The release of non-native game birds and their impact upon the environment is in the news again this week. It is an issue mentioned several time on Another Bird Blog with the intention of alerting Joe Public to elements of the countryside that David Attenborough does not show.
An estimated 40/50 million Common Pheasants and up to 10 million Red-legged Partridges are released into the countryside prior to the shooting season opening each 1 October.
The current pheasant and partridge shooting seasons draw to a close at the end of January 2020. The 2020 season opens on 1 October for Common Pheasant and 1 September for Red-legged Partridge. Releases of captive-bred birds occur prior to this, usually in July when trailer loads of pen-reared game-birds are transported to the shooting fields and released. Being pen-reared and regularly fed from leaving the egg the youngsters find most of their food from bins spaced at regular intervals throughout each shoot.
Off To The Shoot - Raptor Persecution Scotland
The waste from transportation and feed bins provides rich pickings for predators of the crow family, mainly Carrion Crows. This easy availability of food throughout the winter months may have been a factor in the crows’ increased population since the 1960s, a trend associated with increases in nesting success/earlier laying.

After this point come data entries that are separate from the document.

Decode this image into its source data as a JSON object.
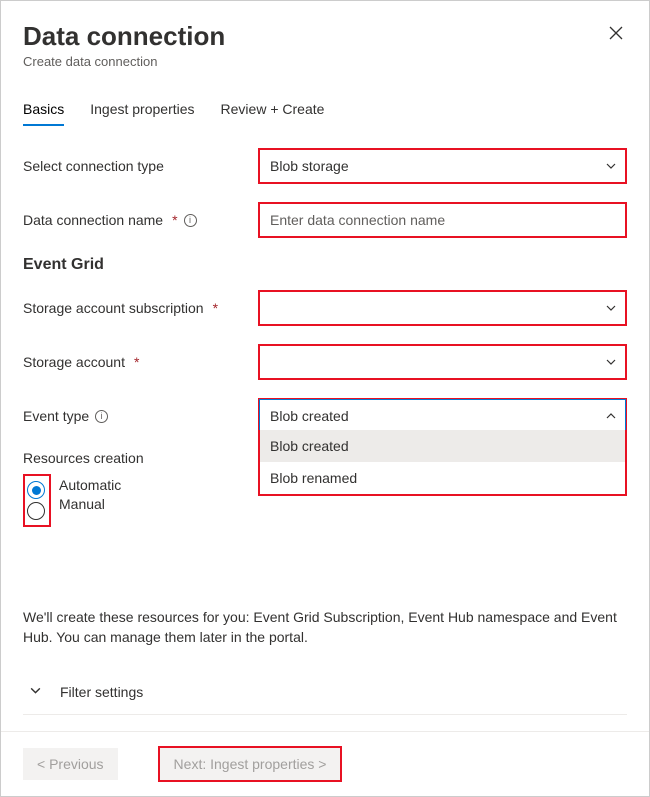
{
  "header": {
    "title": "Data connection",
    "subtitle": "Create data connection"
  },
  "tabs": {
    "basics": "Basics",
    "ingest": "Ingest properties",
    "review": "Review + Create"
  },
  "form": {
    "connection_type_label": "Select connection type",
    "connection_type_value": "Blob storage",
    "name_label": "Data connection name",
    "name_placeholder": "Enter data connection name",
    "name_value": "",
    "event_grid_heading": "Event Grid",
    "subscription_label": "Storage account subscription",
    "subscription_value": "",
    "storage_account_label": "Storage account",
    "storage_account_value": "",
    "event_type_label": "Event type",
    "event_type_value": "Blob created",
    "event_type_options": [
      "Blob created",
      "Blob renamed"
    ],
    "resources_creation_label": "Resources creation",
    "resources_creation_options": {
      "automatic": "Automatic",
      "manual": "Manual"
    },
    "resources_creation_value": "Automatic",
    "help_text": "We'll create these resources for you: Event Grid Subscription, Event Hub namespace and Event Hub. You can manage them later in the portal.",
    "filter_settings_label": "Filter settings"
  },
  "footer": {
    "previous": "< Previous",
    "next": "Next: Ingest properties >"
  }
}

Carrion Crows take nestlings of small farmland birds and the eggs & chicks of waders, a fact of life easily witnessed by field workers. Some studies have found that crows along with their cousins the Magpie and the Raven have surprisingly little impact on the abundance of other bird species. I’m pretty certain those studies have not taken place in the Fylde Lancashire where it is not uncommon to see many hundreds of Carrion Crows on fields that are regularly shot and where lines of feed bins cross the landscape.
A white Red-legged Partridge
Around 60% of game-birds released for shooting in the UK, an estimated 25/30 million birds, do not end up at their intended fate of being shot. This constitutes wastage, raising economic, environmental and ethical questions. There are four main reasons: predation, disease, starvation and dispersal into the wider countryside. Roadkill and agricultural operations contribute yet more often unquantifiable deaths. Early morning drives through areas of shoots will see many fresh corpses on carriageways where inexperienced and newly released game-birds meet the combustion engine.

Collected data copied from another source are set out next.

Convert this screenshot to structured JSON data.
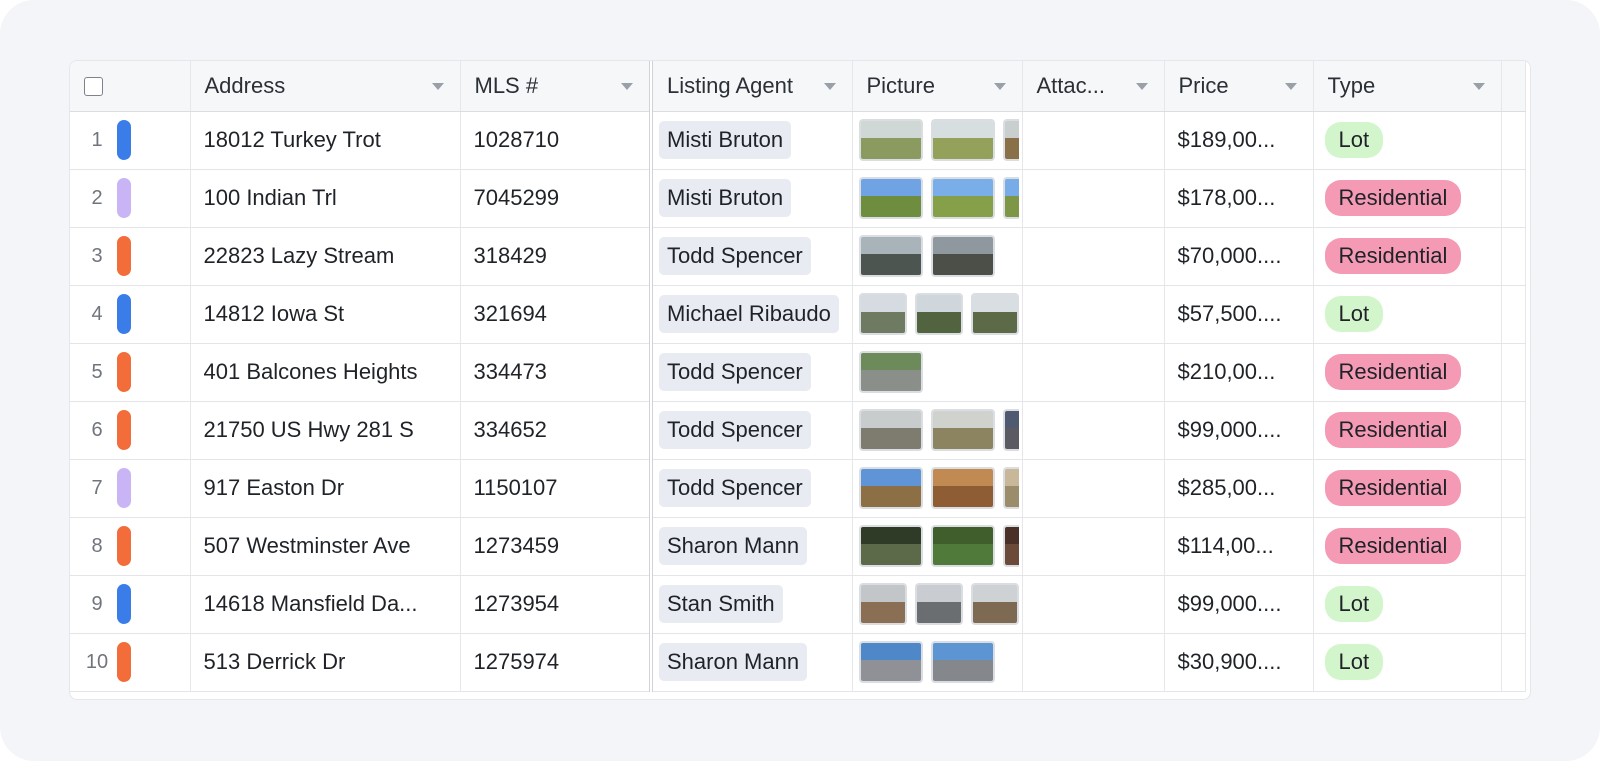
{
  "columns": {
    "address": "Address",
    "mls": "MLS #",
    "agent": "Listing Agent",
    "picture": "Picture",
    "attachments": "Attac...",
    "price": "Price",
    "type": "Type"
  },
  "colors": {
    "blue": "#3b7de8",
    "purple": "#c9b4f5",
    "orange": "#f26d3a",
    "lot_tag": "#d3f5cc",
    "residential_tag": "#f59ab5"
  },
  "rows": [
    {
      "num": "1",
      "color": "#3b7de8",
      "address": "18012 Turkey Trot",
      "mls": "1028710",
      "agent": "Misti Bruton",
      "price": "$189,00...",
      "type": "Lot",
      "type_color": "#d3f5cc",
      "pictures": [
        {
          "sky": "#cfd8d4",
          "ground": "#8b9a5e",
          "w": "wide"
        },
        {
          "sky": "#d6dee0",
          "ground": "#93a15b",
          "w": "wide"
        },
        {
          "sky": "#c9cfcf",
          "ground": "#8a7048",
          "w": "wide"
        }
      ]
    },
    {
      "num": "2",
      "color": "#c9b4f5",
      "address": "100 Indian Trl",
      "mls": "7045299",
      "agent": "Misti Bruton",
      "price": "$178,00...",
      "type": "Residential",
      "type_color": "#f59ab5",
      "pictures": [
        {
          "sky": "#6fa3e3",
          "ground": "#6f8d3f",
          "w": "wide"
        },
        {
          "sky": "#79aee8",
          "ground": "#86a04a",
          "w": "wide"
        },
        {
          "sky": "#78ace9",
          "ground": "#7e9746",
          "w": "wide"
        }
      ]
    },
    {
      "num": "3",
      "color": "#f26d3a",
      "address": "22823 Lazy Stream",
      "mls": "318429",
      "agent": "Todd Spencer",
      "price": "$70,000....",
      "type": "Residential",
      "type_color": "#f59ab5",
      "pictures": [
        {
          "sky": "#a9b3ba",
          "ground": "#4d5550",
          "w": "wide"
        },
        {
          "sky": "#8f989e",
          "ground": "#4c4f48",
          "w": "wide"
        }
      ]
    },
    {
      "num": "4",
      "color": "#3b7de8",
      "address": "14812 Iowa St",
      "mls": "321694",
      "agent": "Michael Ribaudo",
      "price": "$57,500....",
      "type": "Lot",
      "type_color": "#d3f5cc",
      "pictures": [
        {
          "sky": "#d5dbe0",
          "ground": "#6f7a63",
          "w": "sq"
        },
        {
          "sky": "#cfd6dc",
          "ground": "#52633f",
          "w": "sq"
        },
        {
          "sky": "#d9dee2",
          "ground": "#5d6a48",
          "w": "sq"
        }
      ]
    },
    {
      "num": "5",
      "color": "#f26d3a",
      "address": "401 Balcones Heights",
      "mls": "334473",
      "agent": "Todd Spencer",
      "price": "$210,00...",
      "type": "Residential",
      "type_color": "#f59ab5",
      "pictures": [
        {
          "sky": "#6c8a5a",
          "ground": "#8a8f8a",
          "w": "wide"
        }
      ]
    },
    {
      "num": "6",
      "color": "#f26d3a",
      "address": "21750 US Hwy 281 S",
      "mls": "334652",
      "agent": "Todd Spencer",
      "price": "$99,000....",
      "type": "Residential",
      "type_color": "#f59ab5",
      "pictures": [
        {
          "sky": "#c9cccc",
          "ground": "#7e7b6f",
          "w": "wide"
        },
        {
          "sky": "#cfd2cd",
          "ground": "#8c8360",
          "w": "wide"
        },
        {
          "sky": "#4f5a70",
          "ground": "#5b5a63",
          "w": "wide"
        }
      ]
    },
    {
      "num": "7",
      "color": "#c9b4f5",
      "address": "917 Easton Dr",
      "mls": "1150107",
      "agent": "Todd Spencer",
      "price": "$285,00...",
      "type": "Residential",
      "type_color": "#f59ab5",
      "pictures": [
        {
          "sky": "#5f95d6",
          "ground": "#8d6f45",
          "w": "wide"
        },
        {
          "sky": "#c08a52",
          "ground": "#8f5d34",
          "w": "wide"
        },
        {
          "sky": "#c9b79a",
          "ground": "#9b8c6c",
          "w": "wide"
        }
      ]
    },
    {
      "num": "8",
      "color": "#f26d3a",
      "address": "507 Westminster Ave",
      "mls": "1273459",
      "agent": "Sharon Mann",
      "price": "$114,00...",
      "type": "Residential",
      "type_color": "#f59ab5",
      "pictures": [
        {
          "sky": "#2f3b26",
          "ground": "#5c6a4a",
          "w": "wide"
        },
        {
          "sky": "#3f5e2c",
          "ground": "#4f7a3a",
          "w": "wide"
        },
        {
          "sky": "#4a3026",
          "ground": "#6c4a3a",
          "w": "wide"
        }
      ]
    },
    {
      "num": "9",
      "color": "#3b7de8",
      "address": "14618 Mansfield Da...",
      "mls": "1273954",
      "agent": "Stan Smith",
      "price": "$99,000....",
      "type": "Lot",
      "type_color": "#d3f5cc",
      "pictures": [
        {
          "sky": "#c2c6c8",
          "ground": "#8a6f55",
          "w": "sq"
        },
        {
          "sky": "#c9ccd0",
          "ground": "#6b6e70",
          "w": "sq"
        },
        {
          "sky": "#cfd2d4",
          "ground": "#7e6a52",
          "w": "sq"
        }
      ]
    },
    {
      "num": "10",
      "color": "#f26d3a",
      "address": "513 Derrick Dr",
      "mls": "1275974",
      "agent": "Sharon Mann",
      "price": "$30,900....",
      "type": "Lot",
      "type_color": "#d3f5cc",
      "pictures": [
        {
          "sky": "#4f88c9",
          "ground": "#8f9196",
          "w": "wide"
        },
        {
          "sky": "#5c95d2",
          "ground": "#84878b",
          "w": "wide"
        }
      ]
    }
  ]
}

The National Gamebag Census (NGC) records information provided by around 600 participating estates throughout Britain on shooting bags. There is no actual quantification of releasing as the NGC is a fraction of the actual shoots, many of which are on a small scale basis of individual and/or neighbouring farms. This I know because there are a number in this part of Lancashire and where gamekeepers are reluctant or evasive in revealing the number of game birds they “put down” (release).
From "Birdwatch" magazine 21 January 2020.

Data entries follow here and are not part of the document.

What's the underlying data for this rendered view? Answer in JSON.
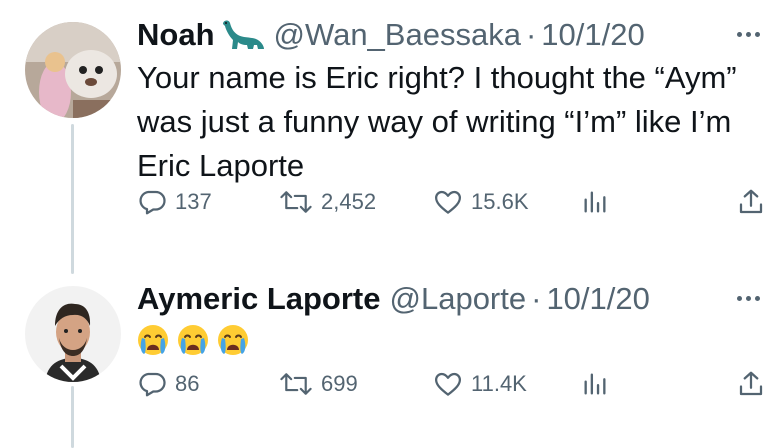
{
  "tweets": [
    {
      "name": "Noah",
      "name_emoji": "sauropod",
      "handle": "@Wan_Baessaka",
      "separator": "·",
      "date": "10/1/20",
      "text_lines": [
        "Your name is Eric right? I thought the “Aym”",
        "was just a funny way of writing “I’m” like I’m",
        "Eric Laporte"
      ],
      "replies": "137",
      "retweets": "2,452",
      "likes": "15.6K"
    },
    {
      "name": "Aymeric Laporte",
      "handle": "@Laporte",
      "separator": "·",
      "date": "10/1/20",
      "emojis": [
        "crying-face",
        "crying-face",
        "crying-face"
      ],
      "replies": "86",
      "retweets": "699",
      "likes": "11.4K"
    }
  ],
  "icons": {
    "reply": "speech-bubble-icon",
    "retweet": "retweet-arrows-icon",
    "like": "heart-icon",
    "views": "bar-chart-icon",
    "share": "share-upload-icon",
    "more": "more-dots-icon"
  },
  "colors": {
    "text": "#0f1419",
    "secondary": "#536471",
    "thread_line": "#cfd9de"
  }
}
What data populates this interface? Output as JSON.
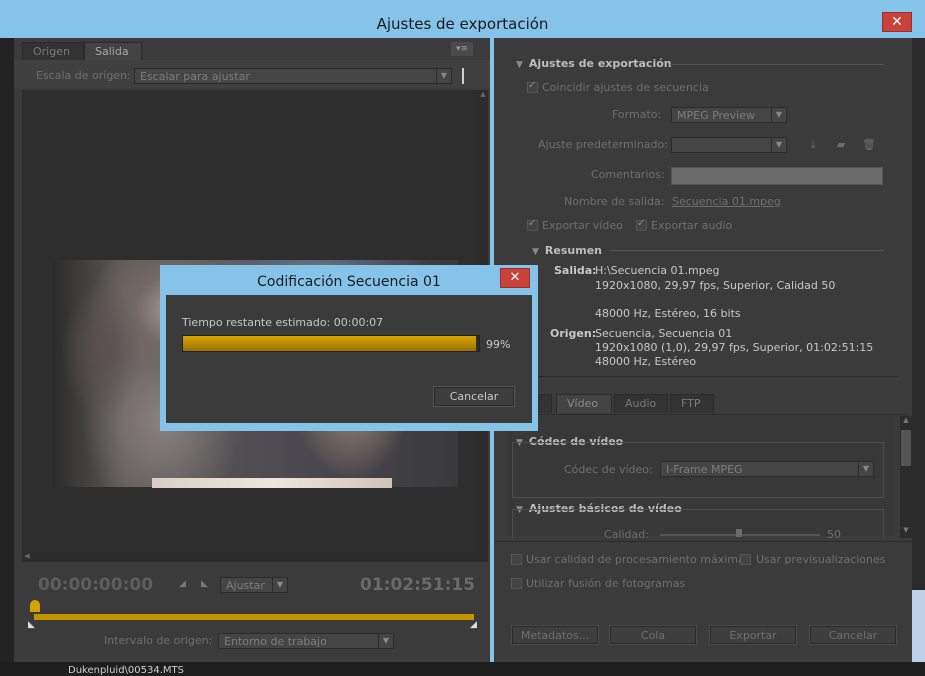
{
  "window": {
    "title": "Ajustes de exportación",
    "close_glyph": "✕"
  },
  "left": {
    "tabs": [
      "Origen",
      "Salida"
    ],
    "menu_glyph": "▾≡",
    "scale_label": "Escala de origen:",
    "scale_value": "Escalar para ajustar",
    "timecode_start": "00:00:00:00",
    "timecode_end": "01:02:51:15",
    "fit_value": "Ajustar",
    "range_label": "Intervalo de origen:",
    "range_value": "Entorno de trabajo"
  },
  "right": {
    "export_section": "Ajustes de exportación",
    "match_sequence": "Coincidir ajustes de secuencia",
    "format_label": "Formato:",
    "format_value": "MPEG Preview",
    "preset_label": "Ajuste predeterminado:",
    "preset_value": "",
    "comments_label": "Comentarios:",
    "output_name_label": "Nombre de salida:",
    "output_name_value": "Secuencia 01.mpeg",
    "export_video": "Exportar vídeo",
    "export_audio": "Exportar audio",
    "summary_section": "Resumen",
    "output_label": "Salida:",
    "output_lines": [
      "H:\\Secuencia 01.mpeg",
      "1920x1080, 29,97 fps, Superior, Calidad 50",
      "48000 Hz, Estéreo, 16 bits"
    ],
    "source_label": "Origen:",
    "source_lines": [
      "Secuencia, Secuencia 01",
      "1920x1080 (1,0), 29,97 fps, Superior, 01:02:51:15",
      "48000 Hz, Estéreo"
    ],
    "tabs": [
      "Vídeo",
      "Audio",
      "FTP"
    ],
    "codec_section": "Códec de vídeo",
    "codec_label": "Códec de vídeo:",
    "codec_value": "I-Frame MPEG",
    "basic_section": "Ajustes básicos de vídeo",
    "quality_label": "Calidad:",
    "quality_value": "50",
    "max_quality": "Usar calidad de procesamiento máxima",
    "use_previews": "Usar previsualizaciones",
    "frame_blend": "Utilizar fusión de fotogramas",
    "buttons": {
      "metadata": "Metadatos...",
      "queue": "Cola",
      "export": "Exportar",
      "cancel": "Cancelar"
    }
  },
  "dialog": {
    "title": "Codificación Secuencia 01",
    "close_glyph": "✕",
    "remaining": "Tiempo restante estimado: 00:00:07",
    "percent_text": "99%",
    "progress": 0.99,
    "cancel": "Cancelar"
  },
  "background": {
    "file_text": "Dukenpluid\\00534.MTS"
  }
}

The non-profit legal entity Wild Justice revealed this week that it has sent a second letter to The Department for Environment Food & Rural Affairs (DEFRA) about the effect of releasing millions of non-native game-birds into the British countryside.
Last July Wild Justice challenged DEFRA's failure to assess the ecological impact on sites of conservation interest of releasing approximately 50 million game-birds into the countryside. The government department took two months to respond, but agreed that the Secretary of State would undertake a review of the release of such birds on or near protected sites.
Since July 2019 DEFRA has failed to act. With zero progress, Wild Justice pursued the challenge and wrote again urging DEFRA to act quickly.
In the letter, Wild Justice's lawyers Leigh Day stated that, with DEFRA having recognised the problem in September 2019, "it would be unlawful for those releases to take place in 2020 unless the possibility of them having detrimental impacts on the sites in question had been properly considered and specifically ruled out ahead of time". As such, "the Secretary of State needs to initiate those processes now". The lawyers added: "To hold off doing that would lead to illegality later and so be unlawful now."
Mark Avery, a co-director of Wild Justice columnist, commented: "We started this legal challenge last July, DEFRA took two months to respond (mid-September) and now we are past mid-January, only six months from the time when game-bird releasing might start again. DEFRA needs to get moving. This legal letter is designed to give them a very firm shove."
It’s good news that Wild Justice should tackle this subject but I question their limiting the campaign to “sites of conservation interest”. The release of non-native game-birds is a problem that impacts the whole of the countryside, all of which is of conservation interest given the catastrophic decline of so many birds of farm and field during the last 40 years.